The Politics of Autonomy in Latin America:; The Art of Organizing Hope;
- Author: Ana Cecilia Dinerstein
- Subject: Sociology, political science, economic policy
- Publisher: Springer Science+Business Media
- Publication date: December 22, 2014
- Pages: 282
- ISBN: 9781137316011

= The Politics of Autonomy in Latin America =

2015 book on social and political science

The Politics of Autonomy in Latin America: The Art of Organizing Hope is a non-fiction book by Argentine-British sociologist Ana Cecilia Dinerstein. It was published by Palgrave Macmillan in 2015.

== Outline ==
The book offers a critical review and re-conceptualization of practicing autonomy, in light of social movement experiences that emerged in Latin America towards the end of the 20th century. Author Dinerstein argues that conventional understandings of autonomous social movements, such as fighting against power or striving for social change outside of traditional political parties, are insufficient to grasp their implications for bringing about radical social change in the 21st century.

The Politics of Autonomy in Latin America is grounded in Marxist schools of thought and draws on theories of the mid-20th century German philosopher Ernst Bloch, particularly his understanding of reality as an open process, described in The Principle of Hope as the human anthropological impulse to explore what is "not yet". This framework offers a conceptualization of autonomy as a "Figurative politics praxis" entailing four simultaneous modes of negation, creation, contradiction, and excess. These four modes of autonomous praxis are developed in the text in light of the experiences of the Zapatista uprising in 1994, the unemployed worker's movement in Argentina in 2001–2002, the indigenous movements in Bolivia between 2000 and 2005, and landless workers' movements (MST) in Brazil.

The re-conceptualization of autonomy presented in this text is one of a multifaceted process of prefiguration "in the key of hope" or "the art of organizing hope". This concept aims to transcend the political and theoretical cul-de-sacs in which theorists and activists are "forced to opt for either autonomy or state; for taking power or remaining marginal... and ultimately for ending up with either integration or rebellion," while simultaneously avoiding the limitations of "fatalist critique or naïve optimism that too often pervade debates on autonomy."

== Reception ==
The Politics of Autonomy is described by Adam Fishwick as a "truly significant contribution not just to academic thinking on the subject of autonomy, but to the potential of making it – of operationalizing it – in practice". Ryan A. Knight called it "a much-needed alimentation for the radical imagination". David Bailey called it "a major contribution to minor Marxism". In the journal Radical Philosophy, Jeff Webber praised the book's "genuinely novel arguments that adjust our horizons from 'autonomy and the state' to the prefigurative potential of social movements in a Blochian frame of hope". However, he questioned Dinerstein's insistence that such movements are inherently suspicious of the state and "reject state power in principle", suggesting that her position "flattens out the region's much more complex concrete history... and is difficult to sustain empirically".

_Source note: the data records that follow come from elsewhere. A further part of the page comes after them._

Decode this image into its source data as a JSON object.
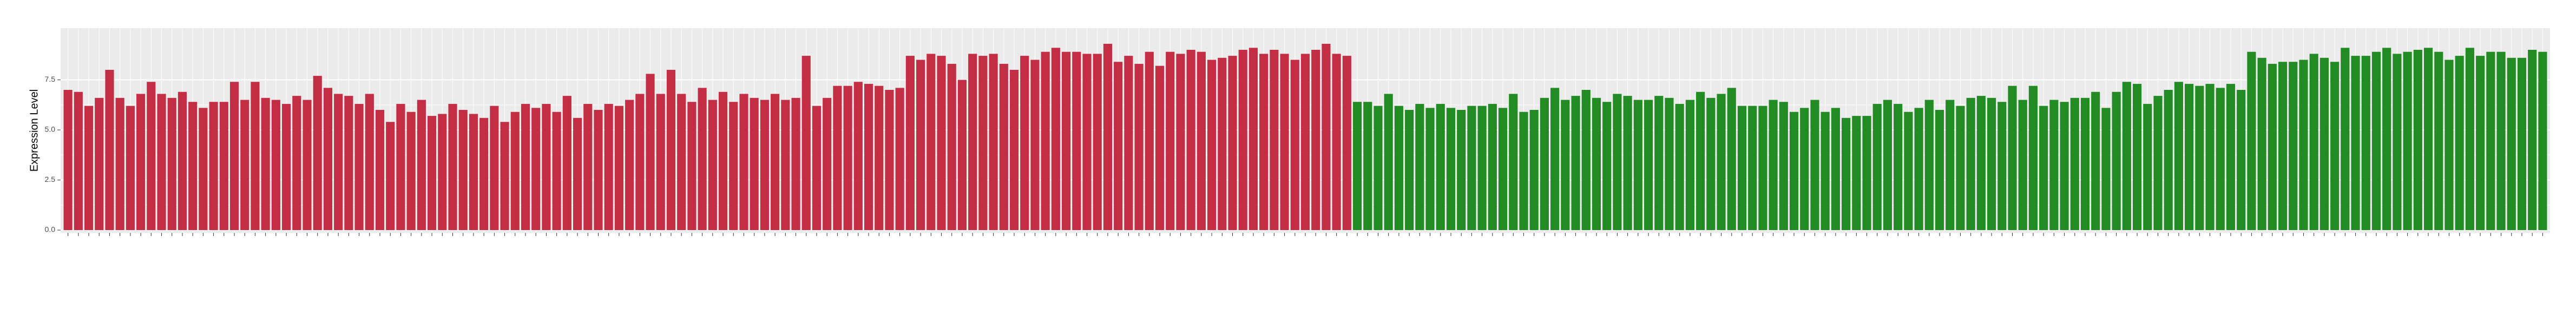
{
  "chart_data": {
    "type": "bar",
    "y_label": "Expression Level",
    "ylim": [
      0,
      10
    ],
    "yticks": [
      {
        "value": 0,
        "label": "0.0"
      },
      2.5,
      {
        "value": 5,
        "label": "5.0"
      },
      7.5
    ],
    "grid": true,
    "values": [
      7.0,
      6.9,
      6.2,
      6.6,
      8.0,
      6.6,
      6.2,
      6.8,
      7.4,
      6.8,
      6.6,
      6.9,
      6.4,
      6.1,
      6.4,
      6.4,
      7.4,
      6.5,
      7.4,
      6.6,
      6.5,
      6.3,
      6.7,
      6.5,
      7.7,
      7.1,
      6.8,
      6.7,
      6.3,
      6.8,
      6.0,
      5.4,
      6.3,
      5.9,
      6.5,
      5.7,
      5.8,
      6.3,
      6.0,
      5.8,
      5.6,
      6.2,
      5.4,
      5.9,
      6.3,
      6.1,
      6.3,
      5.9,
      6.7,
      5.6,
      6.3,
      6.0,
      6.3,
      6.2,
      6.5,
      6.8,
      7.8,
      6.8,
      8.0,
      6.8,
      6.4,
      7.1,
      6.5,
      6.9,
      6.4,
      6.8,
      6.6,
      6.5,
      6.8,
      6.5,
      6.6,
      8.7,
      6.2,
      6.6,
      7.2,
      7.2,
      7.4,
      7.3,
      7.2,
      7.0,
      7.1,
      8.7,
      8.5,
      8.8,
      8.7,
      8.3,
      7.5,
      8.8,
      8.7,
      8.8,
      8.3,
      8.0,
      8.7,
      8.5,
      8.9,
      9.1,
      8.9,
      8.9,
      8.8,
      8.8,
      9.3,
      8.4,
      8.7,
      8.3,
      8.9,
      8.2,
      8.9,
      8.8,
      9.0,
      8.9,
      8.5,
      8.6,
      8.7,
      9.0,
      9.1,
      8.8,
      9.0,
      8.8,
      8.5,
      8.8,
      9.0,
      9.3,
      8.8,
      8.7,
      6.4,
      6.4,
      6.2,
      6.8,
      6.2,
      6.0,
      6.3,
      6.1,
      6.3,
      6.1,
      6.0,
      6.2,
      6.2,
      6.3,
      6.1,
      6.8,
      5.9,
      6.0,
      6.6,
      7.1,
      6.5,
      6.7,
      7.0,
      6.6,
      6.4,
      6.8,
      6.7,
      6.5,
      6.5,
      6.7,
      6.6,
      6.3,
      6.5,
      6.9,
      6.6,
      6.8,
      7.1,
      6.2,
      6.2,
      6.2,
      6.5,
      6.4,
      5.9,
      6.1,
      6.5,
      5.9,
      6.1,
      5.6,
      5.7,
      5.7,
      6.3,
      6.5,
      6.3,
      5.9,
      6.1,
      6.5,
      6.0,
      6.5,
      6.2,
      6.6,
      6.7,
      6.6,
      6.4,
      7.2,
      6.5,
      7.2,
      6.2,
      6.5,
      6.4,
      6.6,
      6.6,
      6.9,
      6.1,
      6.9,
      7.4,
      7.3,
      6.3,
      6.7,
      7.0,
      7.4,
      7.3,
      7.2,
      7.3,
      7.1,
      7.3,
      7.0,
      8.9,
      8.6,
      8.3,
      8.4,
      8.4,
      8.5,
      8.8,
      8.6,
      8.4,
      9.1,
      8.7,
      8.7,
      8.9,
      9.1,
      8.8,
      8.9,
      9.0,
      9.1,
      8.9,
      8.5,
      8.7,
      9.1,
      8.7,
      8.9,
      8.9,
      8.6,
      8.6,
      9.0,
      8.9
    ],
    "colors": [
      "#c42e45",
      "#c42e45",
      "#c42e45",
      "#c42e45",
      "#c42e45",
      "#c42e45",
      "#c42e45",
      "#c42e45",
      "#c42e45",
      "#c42e45",
      "#c42e45",
      "#c42e45",
      "#c42e45",
      "#c42e45",
      "#c42e45",
      "#c42e45",
      "#c42e45",
      "#c42e45",
      "#c42e45",
      "#c42e45",
      "#c42e45",
      "#c42e45",
      "#c42e45",
      "#c42e45",
      "#c42e45",
      "#c42e45",
      "#c42e45",
      "#c42e45",
      "#c42e45",
      "#c42e45",
      "#c42e45",
      "#c42e45",
      "#c42e45",
      "#c42e45",
      "#c42e45",
      "#c42e45",
      "#c42e45",
      "#c42e45",
      "#c42e45",
      "#c42e45",
      "#c42e45",
      "#c42e45",
      "#c42e45",
      "#c42e45",
      "#c42e45",
      "#c42e45",
      "#c42e45",
      "#c42e45",
      "#c42e45",
      "#c42e45",
      "#c42e45",
      "#c42e45",
      "#c42e45",
      "#c42e45",
      "#c42e45",
      "#c42e45",
      "#c42e45",
      "#c42e45",
      "#c42e45",
      "#c42e45",
      "#c42e45",
      "#c42e45",
      "#c42e45",
      "#c42e45",
      "#c42e45",
      "#c42e45",
      "#c42e45",
      "#c42e45",
      "#c42e45",
      "#c42e45",
      "#c42e45",
      "#c42e45",
      "#c42e45",
      "#c42e45",
      "#c42e45",
      "#c42e45",
      "#c42e45",
      "#c42e45",
      "#c42e45",
      "#c42e45",
      "#c42e45",
      "#c42e45",
      "#c42e45",
      "#c42e45",
      "#c42e45",
      "#c42e45",
      "#c42e45",
      "#c42e45",
      "#c42e45",
      "#c42e45",
      "#c42e45",
      "#c42e45",
      "#c42e45",
      "#c42e45",
      "#c42e45",
      "#c42e45",
      "#c42e45",
      "#c42e45",
      "#c42e45",
      "#c42e45",
      "#c42e45",
      "#c42e45",
      "#c42e45",
      "#c42e45",
      "#c42e45",
      "#c42e45",
      "#c42e45",
      "#c42e45",
      "#c42e45",
      "#c42e45",
      "#c42e45",
      "#c42e45",
      "#c42e45",
      "#c42e45",
      "#c42e45",
      "#c42e45",
      "#c42e45",
      "#c42e45",
      "#c42e45",
      "#c42e45",
      "#c42e45",
      "#c42e45",
      "#c42e45",
      "#c42e45",
      "#238b23",
      "#238b23",
      "#238b23",
      "#238b23",
      "#238b23",
      "#238b23",
      "#238b23",
      "#238b23",
      "#238b23",
      "#238b23",
      "#238b23",
      "#238b23",
      "#238b23",
      "#238b23",
      "#238b23",
      "#238b23",
      "#238b23",
      "#238b23",
      "#238b23",
      "#238b23",
      "#238b23",
      "#238b23",
      "#238b23",
      "#238b23",
      "#238b23",
      "#238b23",
      "#238b23",
      "#238b23",
      "#238b23",
      "#238b23",
      "#238b23",
      "#238b23",
      "#238b23",
      "#238b23",
      "#238b23",
      "#238b23",
      "#238b23",
      "#238b23",
      "#238b23",
      "#238b23",
      "#238b23",
      "#238b23",
      "#238b23",
      "#238b23",
      "#238b23",
      "#238b23",
      "#238b23",
      "#238b23",
      "#238b23",
      "#238b23",
      "#238b23",
      "#238b23",
      "#238b23",
      "#238b23",
      "#238b23",
      "#238b23",
      "#238b23",
      "#238b23",
      "#238b23",
      "#238b23",
      "#238b23",
      "#238b23",
      "#238b23",
      "#238b23",
      "#238b23",
      "#238b23",
      "#238b23",
      "#238b23",
      "#238b23",
      "#238b23",
      "#238b23",
      "#238b23",
      "#238b23",
      "#238b23",
      "#238b23",
      "#238b23",
      "#238b23",
      "#238b23",
      "#238b23",
      "#238b23",
      "#238b23",
      "#238b23",
      "#238b23",
      "#238b23",
      "#238b23",
      "#238b23",
      "#238b23",
      "#238b23",
      "#238b23",
      "#238b23",
      "#238b23",
      "#238b23",
      "#238b23",
      "#238b23",
      "#238b23",
      "#238b23",
      "#238b23",
      "#238b23",
      "#238b23",
      "#238b23",
      "#238b23",
      "#238b23",
      "#238b23",
      "#238b23",
      "#238b23",
      "#238b23",
      "#238b23",
      "#238b23",
      "#238b23",
      "#238b23",
      "#238b23",
      "#238b23",
      "#238b23",
      "#238b23",
      "#238b23"
    ]
  }
}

In 2016, Belgian artist collective Victoria Deluxe and twelve other organizations from the cultural sector, academia, the media, and civil society in Belgium developed a European research project, The Art of Organizing Hope (TAOH), named after the subtitle of the book, which they directly cite as their inspiration. Their stated goal was "to find and discover ideas, collaborations, practices, and structures around Europe that might foster a different societal order". The culmination of the project was a four-day New Narratives for Europe summit held in multiple venues in Ghent, Belgium, 8-11 November, 2018.

In 2018, the Center for the Study of Rural Development (CEDER), an educational NGO in Zautla-Ixtacamaxtitlán, Puebla, Mexico, ran a summer school around the idea of Art of Organizing Hope for 70 MSc students and local leaders.